Justice (2002) is a short film by director Yukisada Isao. It stars Tsumabuki Satoshi as Tojo, Christian Storms as Mr. Robert, Ayase Haruka as Hoshi, and Arai Hirofumi as Itadaki. The movie was released by Sega/Amuse as part of the Jam Films collection.

==Plot summary==
Justice is set in a Japanese high school, where Mr. Robert's class is doing a running translation of the Potsdam Declaration. The action in the classroom is centered on:
- Mr. Robert's lifeless, monotonous recitation of the document.
- Itadaki's hurried efforts to write it all down in grammatically correct Japanese prose.
- An unnamed student's creation of pornographic flipbook animation in the corner of one of his textbooks.
- The initially drowsy Tojo.

Tojo, who is not paying attention, wakes up when he realizes a girls' gym class is running the hurdles outside. He clears the books and blank notes off his desk and begins to watch. Using the five-stroke Chinese character "正", Tojo keeps a running tally of when the girls readjust their buruma (literally "bloomers", roughly the same as the spankies cheerleaders and female volleyball players wear). Each readjustment is recorded with a color (red, blue, or green) and emphasized for the audience by the sound of snapping spandex.

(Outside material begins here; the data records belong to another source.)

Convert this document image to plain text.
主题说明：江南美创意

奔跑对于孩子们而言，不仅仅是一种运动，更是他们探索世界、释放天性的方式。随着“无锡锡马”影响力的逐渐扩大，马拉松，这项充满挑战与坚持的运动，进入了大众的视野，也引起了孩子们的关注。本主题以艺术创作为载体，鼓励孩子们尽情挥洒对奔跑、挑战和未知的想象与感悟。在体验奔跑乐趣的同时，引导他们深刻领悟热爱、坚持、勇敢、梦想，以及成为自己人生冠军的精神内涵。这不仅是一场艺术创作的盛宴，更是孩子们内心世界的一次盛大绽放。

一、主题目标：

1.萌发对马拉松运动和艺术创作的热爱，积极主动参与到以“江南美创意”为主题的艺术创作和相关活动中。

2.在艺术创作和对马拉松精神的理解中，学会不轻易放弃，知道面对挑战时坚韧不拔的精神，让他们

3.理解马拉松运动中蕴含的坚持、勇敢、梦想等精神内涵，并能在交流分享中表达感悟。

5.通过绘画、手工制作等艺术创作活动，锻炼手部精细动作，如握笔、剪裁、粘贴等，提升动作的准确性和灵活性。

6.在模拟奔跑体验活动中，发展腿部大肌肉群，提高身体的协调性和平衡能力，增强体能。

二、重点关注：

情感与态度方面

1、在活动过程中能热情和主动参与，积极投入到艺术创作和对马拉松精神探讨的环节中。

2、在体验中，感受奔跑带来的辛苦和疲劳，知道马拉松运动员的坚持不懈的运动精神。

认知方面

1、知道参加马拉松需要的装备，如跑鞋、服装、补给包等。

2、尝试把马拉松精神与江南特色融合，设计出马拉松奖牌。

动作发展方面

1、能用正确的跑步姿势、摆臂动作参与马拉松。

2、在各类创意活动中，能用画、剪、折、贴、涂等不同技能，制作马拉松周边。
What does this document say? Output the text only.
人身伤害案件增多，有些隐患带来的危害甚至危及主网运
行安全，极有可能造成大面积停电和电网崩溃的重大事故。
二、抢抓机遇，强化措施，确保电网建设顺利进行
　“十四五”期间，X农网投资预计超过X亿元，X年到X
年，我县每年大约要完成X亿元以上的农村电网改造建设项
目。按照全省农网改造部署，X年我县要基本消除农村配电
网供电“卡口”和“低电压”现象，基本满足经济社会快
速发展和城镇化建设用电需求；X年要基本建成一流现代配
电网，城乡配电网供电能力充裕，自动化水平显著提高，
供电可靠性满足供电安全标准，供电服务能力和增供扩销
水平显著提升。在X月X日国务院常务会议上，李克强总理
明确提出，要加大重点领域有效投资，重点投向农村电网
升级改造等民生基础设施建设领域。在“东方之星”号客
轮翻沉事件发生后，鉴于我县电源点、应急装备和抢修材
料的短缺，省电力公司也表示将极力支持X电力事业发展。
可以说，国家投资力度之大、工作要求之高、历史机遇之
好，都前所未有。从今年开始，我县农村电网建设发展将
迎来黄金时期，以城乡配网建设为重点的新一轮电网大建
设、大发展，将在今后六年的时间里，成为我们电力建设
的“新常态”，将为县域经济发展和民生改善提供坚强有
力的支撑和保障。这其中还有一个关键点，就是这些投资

The stunning Hoshi notices Tojo staring at her and she self-consciously puts her all into her time. When she trips over a hurdle and hits the asphalt, Tojo can't hide his alarm. Immediately, Mr. Robert turns on him and lectures about focusing on Potsdam rather than buruma. He uses racist language — "What do you Japs mean by this character?" — when he asks Tojo about the "正正正" written on the desk; Tojo's reply is "justice" ("justice" being 正義 in Japanese). After Mr. Robert looks out the window, who is astonished by the girls' beauty at the first sight, he throws Tojo out of class and tells him in English and Japanese to "get out in the hall".

The girls' gym class comes back into the building and Hoshi flirtatiously confronts Tojo, who sprouts a nosebleed when he sees her adjust her bloomers. He denies all wrongdoing but grins at the camera and displays a "V" for "victory" once Hoshi's back is turned.